I raised every protective spell that I could. Behind me I could feel Mandor doing the same. I covered my head, I drew up my knees, I—
I was falling. Through a bright, soundless concussion. Bits of debris struck me. From several directions. I'd a hunch that I had just bought the farm and that I was about to die without opportunity to reveal my insight into the nature of reality: The Pattern did not care about the children of Amber any more than the Logrus did about those of the Courts of Chaos.
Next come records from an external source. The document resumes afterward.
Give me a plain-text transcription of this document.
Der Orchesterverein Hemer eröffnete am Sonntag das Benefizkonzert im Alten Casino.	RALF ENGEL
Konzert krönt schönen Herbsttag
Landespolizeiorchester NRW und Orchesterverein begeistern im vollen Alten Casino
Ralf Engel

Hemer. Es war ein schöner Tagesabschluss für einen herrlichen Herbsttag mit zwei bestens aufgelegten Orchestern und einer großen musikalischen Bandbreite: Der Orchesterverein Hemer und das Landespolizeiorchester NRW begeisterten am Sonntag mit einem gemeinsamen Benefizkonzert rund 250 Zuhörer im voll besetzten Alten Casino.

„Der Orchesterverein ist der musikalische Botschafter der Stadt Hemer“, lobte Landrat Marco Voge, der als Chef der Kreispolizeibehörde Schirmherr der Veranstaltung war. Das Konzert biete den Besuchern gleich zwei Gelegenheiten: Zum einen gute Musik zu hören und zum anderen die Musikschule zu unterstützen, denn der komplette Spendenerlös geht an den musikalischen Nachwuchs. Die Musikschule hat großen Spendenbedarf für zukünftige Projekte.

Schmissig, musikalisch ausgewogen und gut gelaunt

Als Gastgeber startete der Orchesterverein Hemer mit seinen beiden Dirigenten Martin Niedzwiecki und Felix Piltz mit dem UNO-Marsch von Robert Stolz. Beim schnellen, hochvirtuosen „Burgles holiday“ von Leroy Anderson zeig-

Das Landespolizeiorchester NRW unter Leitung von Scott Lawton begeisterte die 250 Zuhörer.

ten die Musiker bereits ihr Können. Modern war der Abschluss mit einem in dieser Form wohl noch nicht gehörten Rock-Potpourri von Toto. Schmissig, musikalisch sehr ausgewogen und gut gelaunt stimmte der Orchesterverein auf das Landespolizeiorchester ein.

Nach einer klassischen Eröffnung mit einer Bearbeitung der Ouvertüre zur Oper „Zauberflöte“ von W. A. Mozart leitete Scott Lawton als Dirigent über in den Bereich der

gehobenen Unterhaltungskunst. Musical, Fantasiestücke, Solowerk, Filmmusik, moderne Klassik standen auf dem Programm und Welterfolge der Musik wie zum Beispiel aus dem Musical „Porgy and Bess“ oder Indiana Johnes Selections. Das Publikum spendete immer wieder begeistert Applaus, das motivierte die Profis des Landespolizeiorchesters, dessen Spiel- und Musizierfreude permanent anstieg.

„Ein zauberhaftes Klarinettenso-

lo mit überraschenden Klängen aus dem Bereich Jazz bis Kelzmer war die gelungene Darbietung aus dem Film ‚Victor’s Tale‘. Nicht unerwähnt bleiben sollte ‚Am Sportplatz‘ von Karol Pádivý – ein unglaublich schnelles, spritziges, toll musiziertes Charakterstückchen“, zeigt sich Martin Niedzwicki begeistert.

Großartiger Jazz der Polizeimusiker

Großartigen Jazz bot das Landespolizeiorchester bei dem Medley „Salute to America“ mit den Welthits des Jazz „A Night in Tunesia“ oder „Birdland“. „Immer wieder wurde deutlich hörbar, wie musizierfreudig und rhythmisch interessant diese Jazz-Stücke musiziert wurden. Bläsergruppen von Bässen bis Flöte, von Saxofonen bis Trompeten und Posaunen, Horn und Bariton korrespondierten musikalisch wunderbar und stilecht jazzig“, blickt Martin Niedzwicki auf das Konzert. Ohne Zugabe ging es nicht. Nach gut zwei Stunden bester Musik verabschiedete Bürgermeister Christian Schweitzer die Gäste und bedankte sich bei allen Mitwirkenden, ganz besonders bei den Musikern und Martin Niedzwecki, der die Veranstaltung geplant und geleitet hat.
The Powers cared, perhaps, about themselves, about each other, about heavy cosmic principles, about the Unicorn and the Serpent, of which they were very probably but geometric manifestations They did not care about me, about Coral, about Mandor, probably not even about Oberon or Dworkin himself. We were totally insignificant or at most tools or sometimes annoyances, to be employed or destroyed as the occasion warranted—
“Give me your hand,” Dworkin said, and I saw him, as in a Trump contact. I reached and—
–fell hard at his feet upon a colorful rug spread over a stone floor, in a windowless chamber my father had once described to me, filled with books and exotic artifacts, lit by bowls of light which hung without visible means of support high in the air.
“Thanks,” I said, rising slowly, brushing myself off, massaging a sore spot in my left thigh.
“Caught a whiff of your thoughts,” he said “There's more to it.”
“I'm sure. But sometimes I enjoy being bleak-minded. How much of that crap the Powers were arguing about was true?”
“Oh, all of it,” Dworkin said, “by their lights The biggest bar to understanding is the interpretation they put on each other's doings. That, and the fact that everything can always be pushed another step backward – such as the break in the Pattern having strengthened the Logrus and the possibility that the Logrus actively influenced Brand into doing it. But then the Logrus might claim this was in retaliation for the Day of the Broken Branches several centuries ago.”
“I haven't heard about that one,” I said.
He shrugged.
“I'm not surprised. It wasn't all that important a matter, except to them. What I'm saying is that to argue as they do is to head into an infinite regression-back to first causes, which are always untrustworthy.”
“So what's the answer?”
“Answer? This isn't a classroom There are no answers that would matter, except to a philosopher-that is, none with any practical applications.”
He poured a small cup of green liquid from a silver flask and passed it to me.
“Drink this,” he said.
“It's a little early in the day for me.”
“It's not refreshment. It's medication,” he explained. “You're in a state of near shock, whether you've noticed or not.”